CommuniKey was founded three years ago by alumni, and it aims to universalize, simplify and economize the currency of Binghamton University students. The Key itself resembles a gift card — small, black and wallet-sized. It’s a good addition to the arsenal of plastic already in our wallets, except it helps us save money, not spend it. What differentiates the CommuniKey from other discount programs is that it is student-centric. In fact, it’s Binghamton-centric.
You can get a CommuniKey for $10, but once you have the card, the perks instantly abound. It’s accepted at more than 60 local businesses, including Cyber West Cafe, Tom and Marty’s, Nirchi’s and Burger Mondays.
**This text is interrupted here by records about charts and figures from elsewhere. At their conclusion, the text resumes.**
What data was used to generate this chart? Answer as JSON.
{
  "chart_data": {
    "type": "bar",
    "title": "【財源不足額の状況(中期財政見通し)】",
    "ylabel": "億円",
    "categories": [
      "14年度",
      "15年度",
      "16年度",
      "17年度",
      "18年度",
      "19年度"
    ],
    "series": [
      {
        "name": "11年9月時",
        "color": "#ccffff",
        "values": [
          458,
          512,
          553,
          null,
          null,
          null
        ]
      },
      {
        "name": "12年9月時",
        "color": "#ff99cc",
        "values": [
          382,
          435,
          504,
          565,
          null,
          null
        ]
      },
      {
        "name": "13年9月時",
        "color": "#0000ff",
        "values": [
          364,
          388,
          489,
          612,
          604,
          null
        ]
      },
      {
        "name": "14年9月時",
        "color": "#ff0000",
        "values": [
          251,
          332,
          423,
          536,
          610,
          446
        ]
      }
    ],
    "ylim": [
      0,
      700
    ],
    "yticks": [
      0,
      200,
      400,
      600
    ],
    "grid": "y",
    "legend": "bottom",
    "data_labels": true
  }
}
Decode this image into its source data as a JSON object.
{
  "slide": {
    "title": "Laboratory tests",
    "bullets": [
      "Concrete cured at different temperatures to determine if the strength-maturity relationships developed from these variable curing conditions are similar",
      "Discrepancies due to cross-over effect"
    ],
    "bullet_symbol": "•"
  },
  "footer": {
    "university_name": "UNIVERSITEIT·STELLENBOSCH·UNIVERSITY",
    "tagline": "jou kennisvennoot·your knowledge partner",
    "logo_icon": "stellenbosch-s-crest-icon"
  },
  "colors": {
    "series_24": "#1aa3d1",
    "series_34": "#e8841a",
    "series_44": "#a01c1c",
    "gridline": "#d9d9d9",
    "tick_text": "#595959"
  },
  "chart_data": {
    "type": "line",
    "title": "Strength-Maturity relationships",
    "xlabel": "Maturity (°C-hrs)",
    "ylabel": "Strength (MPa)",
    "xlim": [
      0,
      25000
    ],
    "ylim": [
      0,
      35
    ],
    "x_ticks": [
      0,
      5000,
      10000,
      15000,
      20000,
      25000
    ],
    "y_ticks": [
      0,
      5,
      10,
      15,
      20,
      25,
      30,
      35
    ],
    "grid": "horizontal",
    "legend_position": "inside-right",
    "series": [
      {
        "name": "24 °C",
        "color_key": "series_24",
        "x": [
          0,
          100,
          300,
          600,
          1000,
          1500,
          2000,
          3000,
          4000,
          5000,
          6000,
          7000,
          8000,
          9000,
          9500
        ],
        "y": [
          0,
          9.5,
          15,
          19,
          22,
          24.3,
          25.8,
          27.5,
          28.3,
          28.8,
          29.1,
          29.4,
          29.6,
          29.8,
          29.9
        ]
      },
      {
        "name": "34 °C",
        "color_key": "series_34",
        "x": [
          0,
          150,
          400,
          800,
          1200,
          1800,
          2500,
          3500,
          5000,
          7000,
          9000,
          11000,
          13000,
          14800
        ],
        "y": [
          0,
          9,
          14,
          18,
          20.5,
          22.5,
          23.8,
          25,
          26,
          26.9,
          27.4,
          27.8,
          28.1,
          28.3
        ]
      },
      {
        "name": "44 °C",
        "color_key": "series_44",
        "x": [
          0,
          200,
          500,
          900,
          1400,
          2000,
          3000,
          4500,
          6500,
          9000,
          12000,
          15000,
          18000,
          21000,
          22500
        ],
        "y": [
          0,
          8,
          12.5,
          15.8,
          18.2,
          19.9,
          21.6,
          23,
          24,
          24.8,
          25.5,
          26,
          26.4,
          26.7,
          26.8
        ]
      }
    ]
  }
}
There are also law firms, massage parlors and other businesses that subscribe to CommuniKey.
Using CommuniKey gets you up to a 15 percent discount at some locations, and if you track your usage online, you get you access to prizes, free stuff and even exclusive parties. The company recently held a kick-off event at Terra Cotta to showcase these and the other benefits the card offers.
Beyond the money saved and prizes awarded, there are a number of things CommuniKey brings — or at least has the potential to bring — to the Binghamton community as a whole.
The company name itself is indicative of the first: CommuniKey’s success means all participating businesses will be able to showcase what they have to offer with much more ease. Integration with social media means students will stumble across offers on Facebook, and the more popular it becomes, the more it can be a go-to method of eating around town.
Most importantly, the CommuniKey holds the potential to break the stubborn barrier that has persisted between students and locals for as long as we can remember. Town-gown tension is far from being a problem confined to Binghamton, but it’s a problem nonetheless, exacerbated by the firestorm that ensued last year following a graduating senior’s reflections on her time spent in the city.
It’s true that there are some pretty drab parts of Binghamton and that the places where we spend the majority of our time off campus — State Street and the surrounding area — certainly look like they’ve had better days.
But there are some pretty great places around town, even if they are tucked away. The best ones maintain a rural, upbeat feel that’s a good change of pace from the redundant, out-of-the-can routine that is Sodexo dining.
And when there’s an incentive to go to those places — namely, the discounts and prizes via CommuniKey — students are sure to take the extra time out of their day to check out some of the the local cuisine lying around.
CommuniKey holds promise as a business not just because it offers cheap stuff. The fact that it incentivizes residents and students to communicate is a step in the right direction. Once we believe in the city around us, we’ll put more money into its businesses, and maybe some day — though it’s probably a ways off — Binghamton will become the city on a hill we all know it to be.